Stack several layers of NNconv

Hello everyone:

I am trying to create a model consisting of several layers of NNConv. The problem is that the module takes three elements as parameters (graph, features, edge_features) and only return one parameter (features after the convolution). So I don’t know what are the edge features that I should input into the next layer.

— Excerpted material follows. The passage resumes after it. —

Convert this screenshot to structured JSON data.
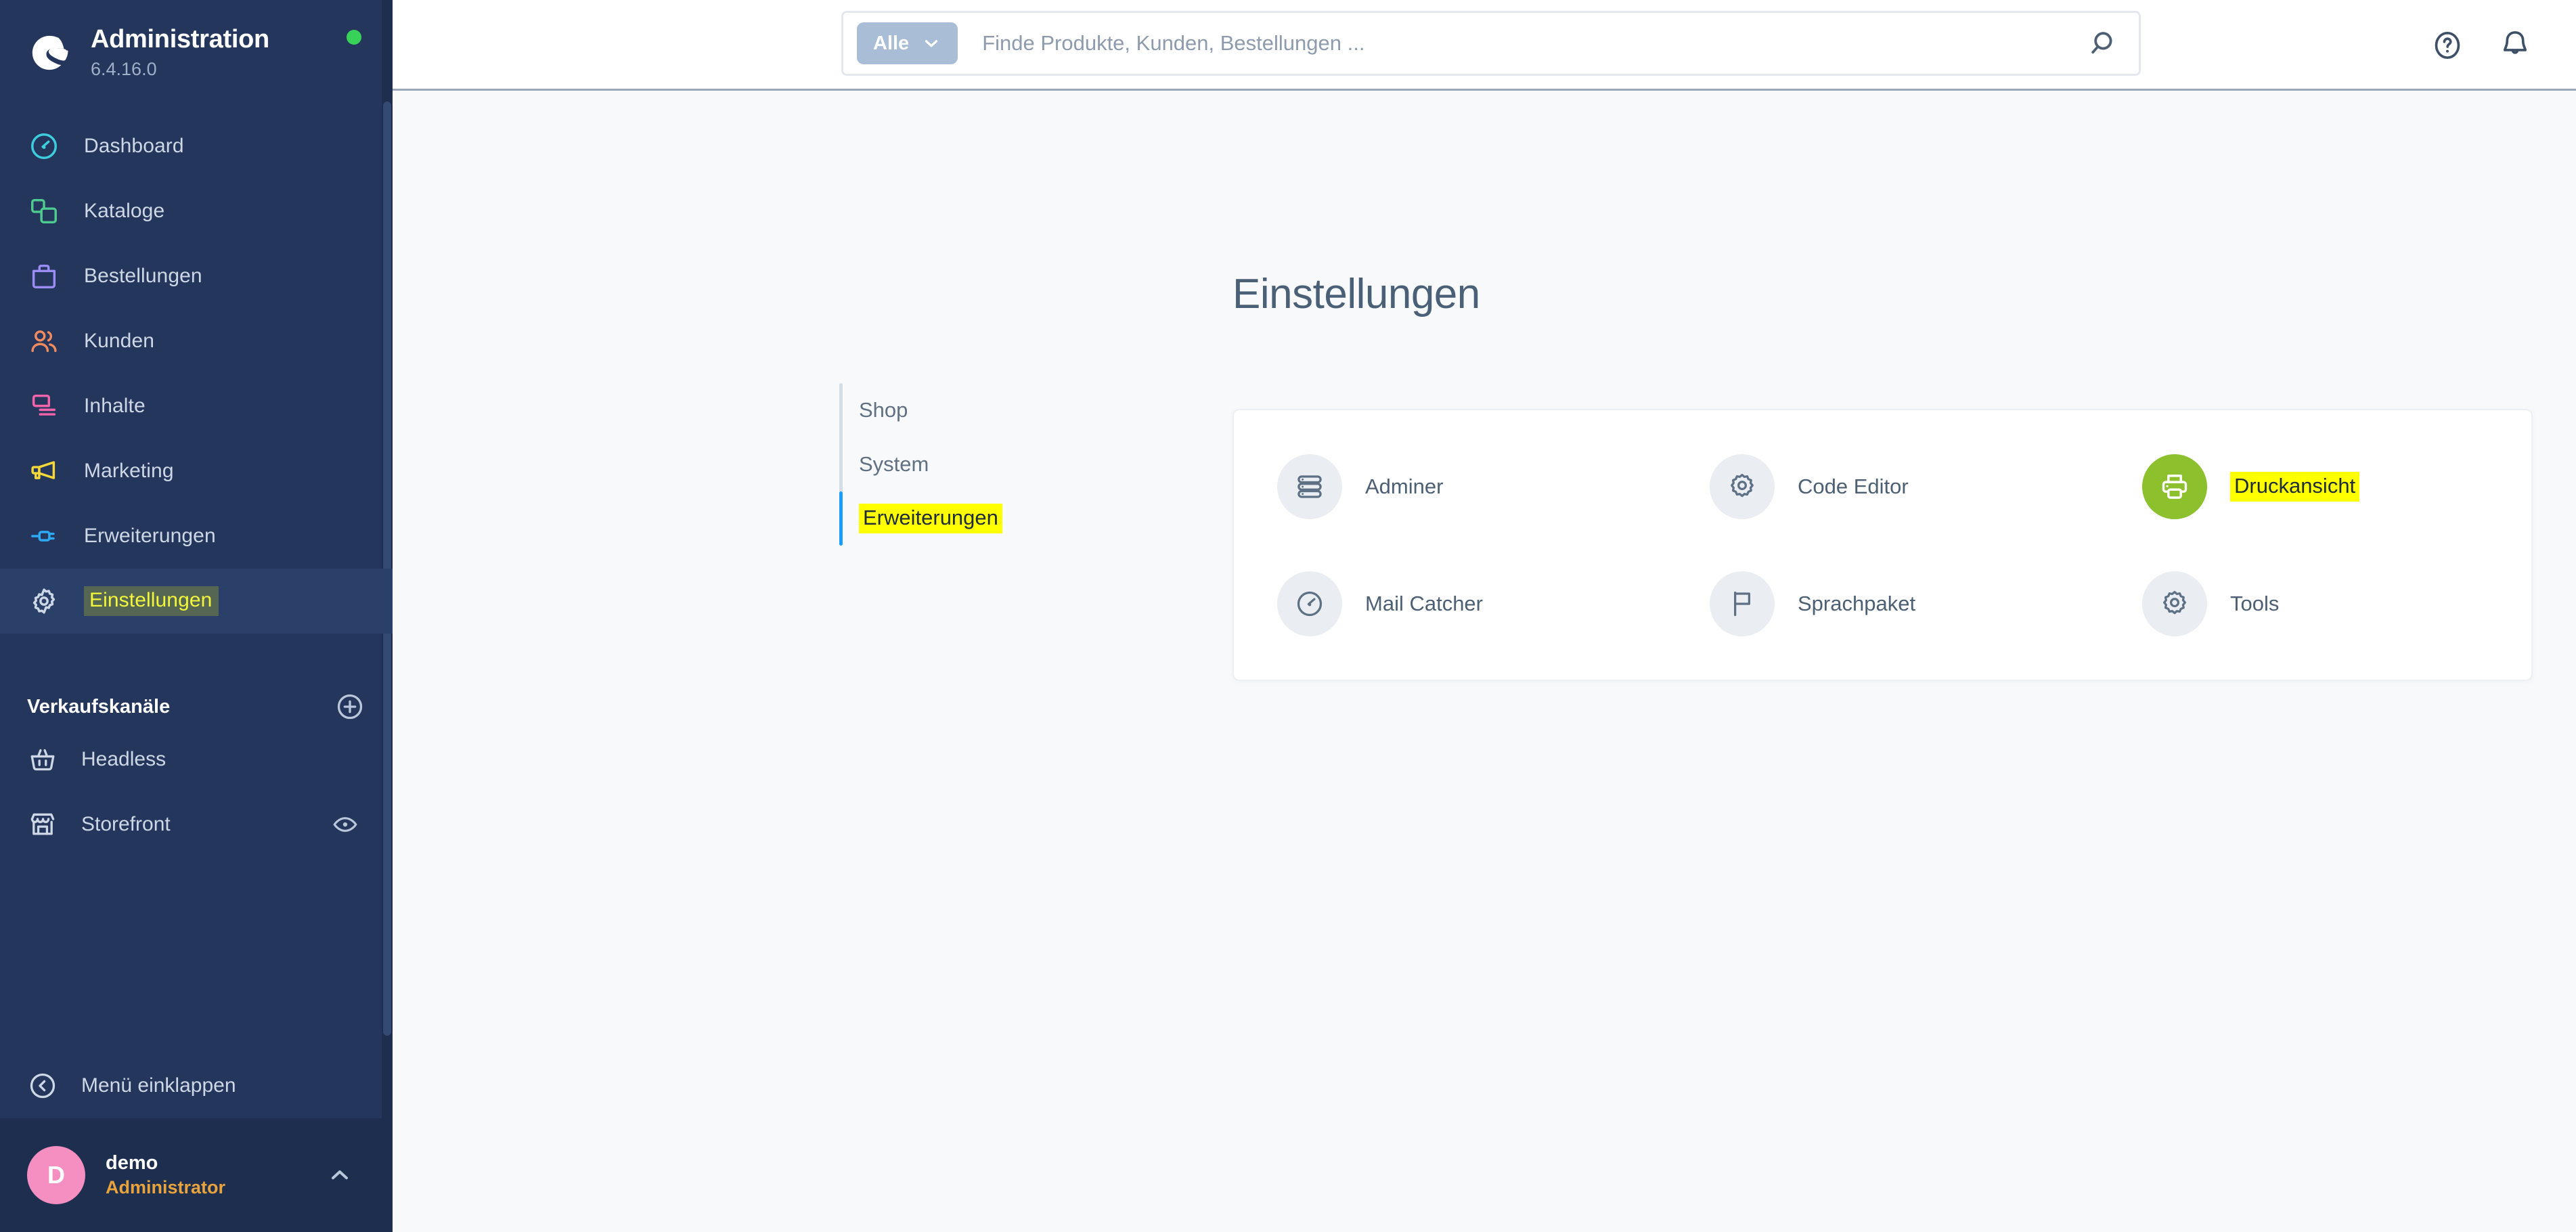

Next, you have the code I’ve tried so far. As you can see in the forward method, I use the same edge features for all layers. Is that correct? Do you have any piece of advice to improve the code?

import numpy as np
import torch as the
import dgl
from dgl.nn import NNConv


class MPNN(th.nn.Module):
    def __init__(self, num_feats, n_classes, hidden, num_edge_feats, aggregator_type='mean',bias=True, residual=False, norm=None, activation=None):
        super(MPNN, self).__init__()
        self._num_feats = num_feats
        self._n_classes = n_classes
        self._num_hiden_features = hidden
        self._num_edge_feats = num_edge_feats
        self._aggregator = aggregator_type
        self._activation = activation
        self._norm = norm

        # Input layer
        edge_function = self.edge_function(self._num_edge_feats, self._num_feats*self._num_hiden_features[0])
        self.NNconv_input = NNConv(self._num_feats, self._num_hiden_features[0], edge_function, self._aggregator, residual, bias)

        # Hidden layers
        self.layers = th.nn.ModuleList()
        for idx in range(1, len(self._num_hiden_features)):
            edge_function = self.edge_function(self._num_edge_feats, self._num_hiden_features[idx-1]*self._num_hiden_features[idx])
            self.layers.append(NNConv(self._num_hiden_features[idx-1], self._num_hiden_features[idx], edge_function, self._aggregator, residual, bias))

        # Output layer
        edge_function = self.edge_function(self._num_edge_feats, self._num_hiden_features[-1]*self._n_classes)
        self.NNConv_output = NNConv(self._num_hiden_features[-1], self._n_classes, edge_function, self._aggregator, residual, bias)

    @staticmethod
    def edge_function(f_in, f_out):
        return th.nn.Sequential(
            th.nn.Linear(f_in, 10),
            th.nn.ReLU(),
            th.nn.Linear(10, f_out)
        )

    def forward(self, graph, feat, defeat):
        x = self.NNconv_input(graph, feat, defeat)

        # activation
        if self._activation is not None:
            x = self._activation(x)
        # normalization
        if self._norm is not None:
            x = self._norm(x)

        for idx, layer in enumerate(self.layers, 1):
            x = layer(graph, x, defeat)
            # activation
            if self._activation is not None:
                x = self._activation(x)
            # normalization
            if self._norm is not None:
                x = self._norm(x)

        x = self.NNConv_output(graph, x, efeat)

    return x

Another thing, I want to use a more complex edge function than just a linear layer. So I have created the method edge_funtion that add an additional layer. However, I have tried it and it doesn’t work very well. Am I doing something wrong there?

Thank you very much.

As you can see in the forward method, I use the same edge features for all layers. Is that correct? Do you have any piece of advice to improve the code?

Yes, this is correct. You may find a full example here.

So I have created the method edge_funtion that add an additional layer. However, I have tried it and it doesn’t work very well. Am I doing something wrong there?

How does it perform relative to a single linear layer?

Thank you very much for your answer.
About the multilayer edge function, I thought it was the problem but actually it was a mistake in other part of the code. Now it work fine.